The unique V4 cruiser
Only one ever made
Honda Magna 750 was the only mainstream V4-engined cruiser ever made by a Japanese factory. Honda Shadow lineage was always V-twin; Yamaha's V-Max was 'muscle bike' not cruiser; Kawasaki Vulcan and Suzuki Intruder were V-twin. The V4 cruiser concept began and ended with the Magna 750.
Why it ended 2003
V-twin cruiser strategy
Honda killed Magna 750 in 2003 to focus cruiser development on Shadow V-twin platforms (VT600, VT750, VT1100, VT1300). V-twin cruisers were the dominant cruiser layout — Harley-Davidson territory — and Honda chose to compete on those terms. V4 cruiser was a niche too far.

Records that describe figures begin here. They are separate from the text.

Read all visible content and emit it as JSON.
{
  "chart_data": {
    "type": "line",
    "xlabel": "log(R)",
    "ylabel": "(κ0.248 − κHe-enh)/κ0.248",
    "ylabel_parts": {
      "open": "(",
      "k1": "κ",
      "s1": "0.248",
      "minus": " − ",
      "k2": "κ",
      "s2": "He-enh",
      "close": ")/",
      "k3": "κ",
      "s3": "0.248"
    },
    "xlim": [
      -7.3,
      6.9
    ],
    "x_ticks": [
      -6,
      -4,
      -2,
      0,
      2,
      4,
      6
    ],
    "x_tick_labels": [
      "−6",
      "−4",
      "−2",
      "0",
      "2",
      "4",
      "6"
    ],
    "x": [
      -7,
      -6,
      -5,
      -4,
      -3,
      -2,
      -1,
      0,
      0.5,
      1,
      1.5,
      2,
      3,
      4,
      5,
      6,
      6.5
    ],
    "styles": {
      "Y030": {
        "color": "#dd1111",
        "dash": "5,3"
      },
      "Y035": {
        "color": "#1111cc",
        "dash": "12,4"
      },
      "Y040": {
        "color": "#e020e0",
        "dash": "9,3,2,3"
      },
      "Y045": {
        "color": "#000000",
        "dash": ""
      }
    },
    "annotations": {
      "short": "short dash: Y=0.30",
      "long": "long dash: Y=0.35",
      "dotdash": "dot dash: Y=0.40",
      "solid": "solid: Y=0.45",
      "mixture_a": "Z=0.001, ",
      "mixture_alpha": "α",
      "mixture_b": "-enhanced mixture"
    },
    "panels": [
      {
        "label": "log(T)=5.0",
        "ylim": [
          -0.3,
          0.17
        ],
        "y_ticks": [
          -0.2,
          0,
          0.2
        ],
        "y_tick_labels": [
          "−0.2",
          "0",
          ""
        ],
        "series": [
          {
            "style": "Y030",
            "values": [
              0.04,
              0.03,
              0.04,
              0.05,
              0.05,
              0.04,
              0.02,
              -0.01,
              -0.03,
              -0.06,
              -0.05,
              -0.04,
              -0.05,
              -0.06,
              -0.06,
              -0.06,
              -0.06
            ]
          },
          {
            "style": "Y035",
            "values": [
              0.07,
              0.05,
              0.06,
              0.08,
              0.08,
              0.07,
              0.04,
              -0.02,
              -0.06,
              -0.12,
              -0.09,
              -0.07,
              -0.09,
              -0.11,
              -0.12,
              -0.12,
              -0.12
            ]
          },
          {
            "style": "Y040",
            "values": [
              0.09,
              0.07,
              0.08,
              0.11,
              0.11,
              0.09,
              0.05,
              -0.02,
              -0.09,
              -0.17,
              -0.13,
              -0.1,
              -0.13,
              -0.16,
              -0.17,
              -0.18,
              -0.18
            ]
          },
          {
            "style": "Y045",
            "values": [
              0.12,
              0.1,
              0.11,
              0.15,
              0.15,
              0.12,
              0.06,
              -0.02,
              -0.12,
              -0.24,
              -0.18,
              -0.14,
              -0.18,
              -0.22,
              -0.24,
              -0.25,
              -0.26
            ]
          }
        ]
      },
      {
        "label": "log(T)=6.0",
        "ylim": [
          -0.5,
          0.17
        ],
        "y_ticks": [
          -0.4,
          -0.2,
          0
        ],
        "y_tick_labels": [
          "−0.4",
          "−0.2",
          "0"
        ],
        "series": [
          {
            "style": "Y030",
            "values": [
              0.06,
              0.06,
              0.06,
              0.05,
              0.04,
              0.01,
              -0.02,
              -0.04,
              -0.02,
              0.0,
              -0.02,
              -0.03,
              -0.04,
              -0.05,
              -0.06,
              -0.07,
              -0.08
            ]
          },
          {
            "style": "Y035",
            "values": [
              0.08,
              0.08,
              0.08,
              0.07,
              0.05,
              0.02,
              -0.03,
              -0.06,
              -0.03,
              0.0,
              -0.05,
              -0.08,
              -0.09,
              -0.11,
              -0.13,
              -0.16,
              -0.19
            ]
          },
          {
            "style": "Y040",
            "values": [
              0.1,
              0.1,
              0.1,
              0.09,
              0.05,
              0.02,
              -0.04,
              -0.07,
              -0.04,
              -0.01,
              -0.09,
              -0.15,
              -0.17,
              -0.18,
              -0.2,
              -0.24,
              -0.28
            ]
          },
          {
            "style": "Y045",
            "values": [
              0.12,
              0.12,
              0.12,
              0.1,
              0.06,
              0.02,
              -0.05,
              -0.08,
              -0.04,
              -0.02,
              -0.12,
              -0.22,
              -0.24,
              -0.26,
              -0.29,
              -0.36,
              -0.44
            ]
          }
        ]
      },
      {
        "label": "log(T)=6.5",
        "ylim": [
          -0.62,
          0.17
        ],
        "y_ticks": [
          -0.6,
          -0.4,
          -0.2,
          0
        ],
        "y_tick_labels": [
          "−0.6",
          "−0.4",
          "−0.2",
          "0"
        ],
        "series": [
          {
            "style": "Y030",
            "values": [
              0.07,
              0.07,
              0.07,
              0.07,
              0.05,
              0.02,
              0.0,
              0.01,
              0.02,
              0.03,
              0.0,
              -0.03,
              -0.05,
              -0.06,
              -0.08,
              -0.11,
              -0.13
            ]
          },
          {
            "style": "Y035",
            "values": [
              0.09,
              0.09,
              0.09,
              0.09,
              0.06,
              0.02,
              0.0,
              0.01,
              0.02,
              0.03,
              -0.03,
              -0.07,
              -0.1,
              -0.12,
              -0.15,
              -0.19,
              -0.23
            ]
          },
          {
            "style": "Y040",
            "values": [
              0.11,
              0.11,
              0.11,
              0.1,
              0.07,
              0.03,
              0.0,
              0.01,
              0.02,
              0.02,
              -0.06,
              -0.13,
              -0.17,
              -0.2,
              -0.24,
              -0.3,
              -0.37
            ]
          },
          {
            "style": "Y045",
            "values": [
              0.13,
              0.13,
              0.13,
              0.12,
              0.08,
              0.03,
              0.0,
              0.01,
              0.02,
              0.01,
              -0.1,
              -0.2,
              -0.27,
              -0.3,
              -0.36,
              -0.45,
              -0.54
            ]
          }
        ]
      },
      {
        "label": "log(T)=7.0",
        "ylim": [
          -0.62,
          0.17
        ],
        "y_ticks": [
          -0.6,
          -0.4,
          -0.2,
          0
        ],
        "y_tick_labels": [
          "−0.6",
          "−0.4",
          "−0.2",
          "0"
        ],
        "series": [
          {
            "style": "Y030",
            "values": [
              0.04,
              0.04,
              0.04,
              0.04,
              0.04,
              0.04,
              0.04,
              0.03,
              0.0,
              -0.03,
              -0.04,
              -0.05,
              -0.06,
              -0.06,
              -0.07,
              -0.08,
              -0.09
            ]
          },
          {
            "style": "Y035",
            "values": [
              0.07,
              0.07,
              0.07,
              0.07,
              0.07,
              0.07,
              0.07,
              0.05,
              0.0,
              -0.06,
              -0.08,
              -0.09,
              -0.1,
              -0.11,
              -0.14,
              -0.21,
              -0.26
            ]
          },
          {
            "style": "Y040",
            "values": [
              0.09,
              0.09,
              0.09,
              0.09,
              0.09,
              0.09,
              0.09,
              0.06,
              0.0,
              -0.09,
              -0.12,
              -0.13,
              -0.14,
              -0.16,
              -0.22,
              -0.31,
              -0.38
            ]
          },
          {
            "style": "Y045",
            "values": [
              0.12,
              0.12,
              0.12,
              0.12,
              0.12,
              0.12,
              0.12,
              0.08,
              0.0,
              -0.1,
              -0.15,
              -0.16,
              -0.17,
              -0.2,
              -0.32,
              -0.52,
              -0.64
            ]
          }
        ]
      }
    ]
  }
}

vs Honda Rebel 1100 in 2026
Different engine concept
Rebel 1100 (1084cc parallel-twin, 86bhp): modern, electronic, A2-friendly, £8,499. Magna 750 (748cc V4, 87bhp): traditional, analogue, V4-character, £2.2-4k used. Different engine concepts entirely. Magna 750 has unique V4 character (rare in cruisers); Rebel 1100 is mainstream modern cruiser.
Real cost trajectory
−39% real (vs Rebel 1100)
£6,999 Magna 750 in 1996 (£14,000 today) → £8,499 Rebel 1100 in 2026. Significantly cheaper in real terms. Modern Rebel 1100 has more rider aids (cornering ABS, optional DCT auto-clutch). Used market in 2026: Magna 750 £2.2-4k for clean low-mile.
Rider aids count
0
Magna 750 had nothing — analogue dials, carb-fed, no electronics. Pure 1990s Honda V4 cruiser experience.
Cheapest way in
£2.2k
A clean Magna 750 from 1995-2000. 87bhp 90° V4 (VFR750-derived), low 28-inch seat, chain drive, classic Honda V4 character. The cheapest path to a Honda V4 — and the only V4 cruiser ever made. Pay attention to carb sync, reg/rec, stator condition, cam chain tensioner.
Why riders love it
Unique V4 character
Magna 750's appeal: 90° V4 character (smooth high-rpm power, four-cylinder character) in cruiser ergonomics. Nothing else like it on the market. Cult following among V4 enthusiasts who want cruiser comfort. Used market is thin — bikes don't come up often, and when they do they sell quickly.